Trading book accounts and the items deducted from the capital base are not included in the calculation of credit risk. In calculation of risk weighted assets,
impairments, depreciation and amortization, and provisions are considered as deduction items.
In the calculation of their risk-based values, non-cash loans are weighted after netting with specific provisions that are classified under liabilities and calculated
based on the “Regulation on Identification of and Provision against Non-Performing Loans and Other Receivables”. The net amounts are multiplied by the rates
stated in the Article 5 of “Regulation regarding Measurement and Assessment of Capital Adequacy Ratios of Banks”, subjected to risk mitigation in accordance
with the “Communique on Credit Risk Mitigation Techniques”, classified into related risk-weighted group in accordance with Article 6 of the Regulation, then
multiplied with the risk weight of the group in accordance with the Appendix 1 of the Regulation.
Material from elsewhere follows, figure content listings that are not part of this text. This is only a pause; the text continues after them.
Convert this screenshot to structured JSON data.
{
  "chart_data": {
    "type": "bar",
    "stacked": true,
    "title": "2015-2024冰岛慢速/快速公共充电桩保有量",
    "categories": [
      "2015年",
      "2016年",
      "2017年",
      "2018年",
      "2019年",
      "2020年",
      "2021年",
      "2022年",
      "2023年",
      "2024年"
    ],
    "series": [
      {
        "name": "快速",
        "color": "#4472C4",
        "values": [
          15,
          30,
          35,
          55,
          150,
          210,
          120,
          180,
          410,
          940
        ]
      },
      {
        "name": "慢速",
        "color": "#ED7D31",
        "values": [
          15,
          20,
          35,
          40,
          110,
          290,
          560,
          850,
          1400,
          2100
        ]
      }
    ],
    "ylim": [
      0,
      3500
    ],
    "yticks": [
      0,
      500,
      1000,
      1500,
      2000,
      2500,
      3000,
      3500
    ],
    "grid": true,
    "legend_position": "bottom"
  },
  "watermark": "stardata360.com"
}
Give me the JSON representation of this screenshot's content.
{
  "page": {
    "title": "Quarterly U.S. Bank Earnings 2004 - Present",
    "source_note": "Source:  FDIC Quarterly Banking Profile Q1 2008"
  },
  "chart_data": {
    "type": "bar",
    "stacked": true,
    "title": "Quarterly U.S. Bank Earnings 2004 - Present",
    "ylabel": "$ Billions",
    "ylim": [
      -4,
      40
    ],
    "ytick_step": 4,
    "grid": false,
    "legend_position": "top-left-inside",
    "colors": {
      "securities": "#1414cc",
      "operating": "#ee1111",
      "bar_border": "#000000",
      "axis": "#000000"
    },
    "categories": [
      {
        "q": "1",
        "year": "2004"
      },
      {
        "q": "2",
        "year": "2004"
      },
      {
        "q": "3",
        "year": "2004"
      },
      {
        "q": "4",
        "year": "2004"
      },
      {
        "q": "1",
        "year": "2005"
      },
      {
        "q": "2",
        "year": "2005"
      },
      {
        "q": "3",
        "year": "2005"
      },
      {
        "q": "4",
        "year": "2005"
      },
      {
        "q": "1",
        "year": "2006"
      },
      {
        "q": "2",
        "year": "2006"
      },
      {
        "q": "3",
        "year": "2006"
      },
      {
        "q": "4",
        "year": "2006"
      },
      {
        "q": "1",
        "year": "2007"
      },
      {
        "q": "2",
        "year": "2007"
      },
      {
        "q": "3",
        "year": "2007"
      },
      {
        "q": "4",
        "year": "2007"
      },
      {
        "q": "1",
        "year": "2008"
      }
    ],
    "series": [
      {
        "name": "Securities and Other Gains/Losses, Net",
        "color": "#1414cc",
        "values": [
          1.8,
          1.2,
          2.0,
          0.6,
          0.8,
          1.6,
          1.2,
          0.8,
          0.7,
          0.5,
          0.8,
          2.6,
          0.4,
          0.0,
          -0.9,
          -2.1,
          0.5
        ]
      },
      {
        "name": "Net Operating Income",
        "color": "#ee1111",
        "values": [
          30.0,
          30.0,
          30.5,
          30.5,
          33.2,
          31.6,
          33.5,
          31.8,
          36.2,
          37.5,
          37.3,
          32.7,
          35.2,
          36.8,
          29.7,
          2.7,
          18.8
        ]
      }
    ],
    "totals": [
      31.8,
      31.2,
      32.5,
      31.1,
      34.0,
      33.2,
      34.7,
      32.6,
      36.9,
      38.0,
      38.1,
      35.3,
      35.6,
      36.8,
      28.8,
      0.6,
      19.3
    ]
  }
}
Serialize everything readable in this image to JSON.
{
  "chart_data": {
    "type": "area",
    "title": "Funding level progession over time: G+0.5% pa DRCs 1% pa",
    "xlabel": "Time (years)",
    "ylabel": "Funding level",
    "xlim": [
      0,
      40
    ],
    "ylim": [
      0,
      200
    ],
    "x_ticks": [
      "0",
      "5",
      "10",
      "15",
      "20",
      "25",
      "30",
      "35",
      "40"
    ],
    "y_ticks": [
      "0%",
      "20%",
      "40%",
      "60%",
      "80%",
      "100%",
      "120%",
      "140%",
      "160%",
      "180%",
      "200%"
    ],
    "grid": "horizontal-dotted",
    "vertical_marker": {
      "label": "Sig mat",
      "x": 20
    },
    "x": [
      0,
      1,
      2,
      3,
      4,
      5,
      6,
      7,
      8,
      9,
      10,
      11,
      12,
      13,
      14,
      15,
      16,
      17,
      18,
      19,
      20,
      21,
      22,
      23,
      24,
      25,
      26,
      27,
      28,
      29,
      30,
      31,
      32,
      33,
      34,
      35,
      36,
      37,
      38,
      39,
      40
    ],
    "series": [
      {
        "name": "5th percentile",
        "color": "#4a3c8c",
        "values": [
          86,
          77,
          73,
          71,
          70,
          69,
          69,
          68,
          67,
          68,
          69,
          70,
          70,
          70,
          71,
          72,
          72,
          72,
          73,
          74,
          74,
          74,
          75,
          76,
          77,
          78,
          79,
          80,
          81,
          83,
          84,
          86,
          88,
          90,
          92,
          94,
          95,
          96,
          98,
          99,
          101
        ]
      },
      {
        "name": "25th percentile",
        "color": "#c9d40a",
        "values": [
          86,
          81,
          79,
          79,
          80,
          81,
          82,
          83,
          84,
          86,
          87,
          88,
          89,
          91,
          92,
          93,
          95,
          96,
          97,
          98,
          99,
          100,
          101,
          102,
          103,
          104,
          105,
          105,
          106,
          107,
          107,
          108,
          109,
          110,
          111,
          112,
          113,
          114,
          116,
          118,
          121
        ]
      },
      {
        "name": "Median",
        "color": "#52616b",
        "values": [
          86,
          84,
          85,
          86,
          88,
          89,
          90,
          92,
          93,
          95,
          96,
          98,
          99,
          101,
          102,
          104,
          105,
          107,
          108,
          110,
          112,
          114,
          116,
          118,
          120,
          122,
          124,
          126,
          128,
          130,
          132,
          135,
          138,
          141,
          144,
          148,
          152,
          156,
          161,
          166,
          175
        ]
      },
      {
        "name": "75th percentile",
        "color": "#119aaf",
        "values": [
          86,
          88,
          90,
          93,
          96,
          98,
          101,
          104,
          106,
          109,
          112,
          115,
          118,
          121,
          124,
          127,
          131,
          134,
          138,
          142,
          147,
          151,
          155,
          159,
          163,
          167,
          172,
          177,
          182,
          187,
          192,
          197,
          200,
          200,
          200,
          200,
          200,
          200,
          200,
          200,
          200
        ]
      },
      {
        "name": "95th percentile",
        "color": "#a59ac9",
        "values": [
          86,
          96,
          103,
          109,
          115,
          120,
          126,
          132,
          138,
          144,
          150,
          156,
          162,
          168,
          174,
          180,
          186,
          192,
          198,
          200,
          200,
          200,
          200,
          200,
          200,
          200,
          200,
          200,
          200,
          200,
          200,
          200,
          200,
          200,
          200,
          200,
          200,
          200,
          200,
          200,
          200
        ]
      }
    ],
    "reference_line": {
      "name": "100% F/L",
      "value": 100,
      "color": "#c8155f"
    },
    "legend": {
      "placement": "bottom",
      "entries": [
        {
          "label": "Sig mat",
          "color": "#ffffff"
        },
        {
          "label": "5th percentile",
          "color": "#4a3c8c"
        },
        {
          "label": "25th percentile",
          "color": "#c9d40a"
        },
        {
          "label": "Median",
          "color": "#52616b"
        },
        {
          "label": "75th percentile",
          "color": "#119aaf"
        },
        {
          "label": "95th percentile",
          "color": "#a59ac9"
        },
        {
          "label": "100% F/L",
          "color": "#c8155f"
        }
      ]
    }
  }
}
In the calculation of their risk-based values, Derivative Financial Instruments and Credit Derivative Contracts which are accounted in banking book, the
receivable amounts due to counter parties are multiplied by the rates stated in the Appendix 2 of the Regulation, subjected to risk mitigation in accordance
with the “Communique on Credit Risk Mitigation Techniques”, classified into related risk-weighted group in accordance with Article 6 of the Regulation, then
multiplied with the risk weight of the group in accordance with the Appendix 1 of the same Regulation. In compliance with Article 5 of the Regulation,
repo transactions, investment securities and commodity lending transactions are accounted for “Counterparty Credit Risk”. The Bank applies “Fair Value
Measurement” in the calculation of “Counterparty Credit Risk”.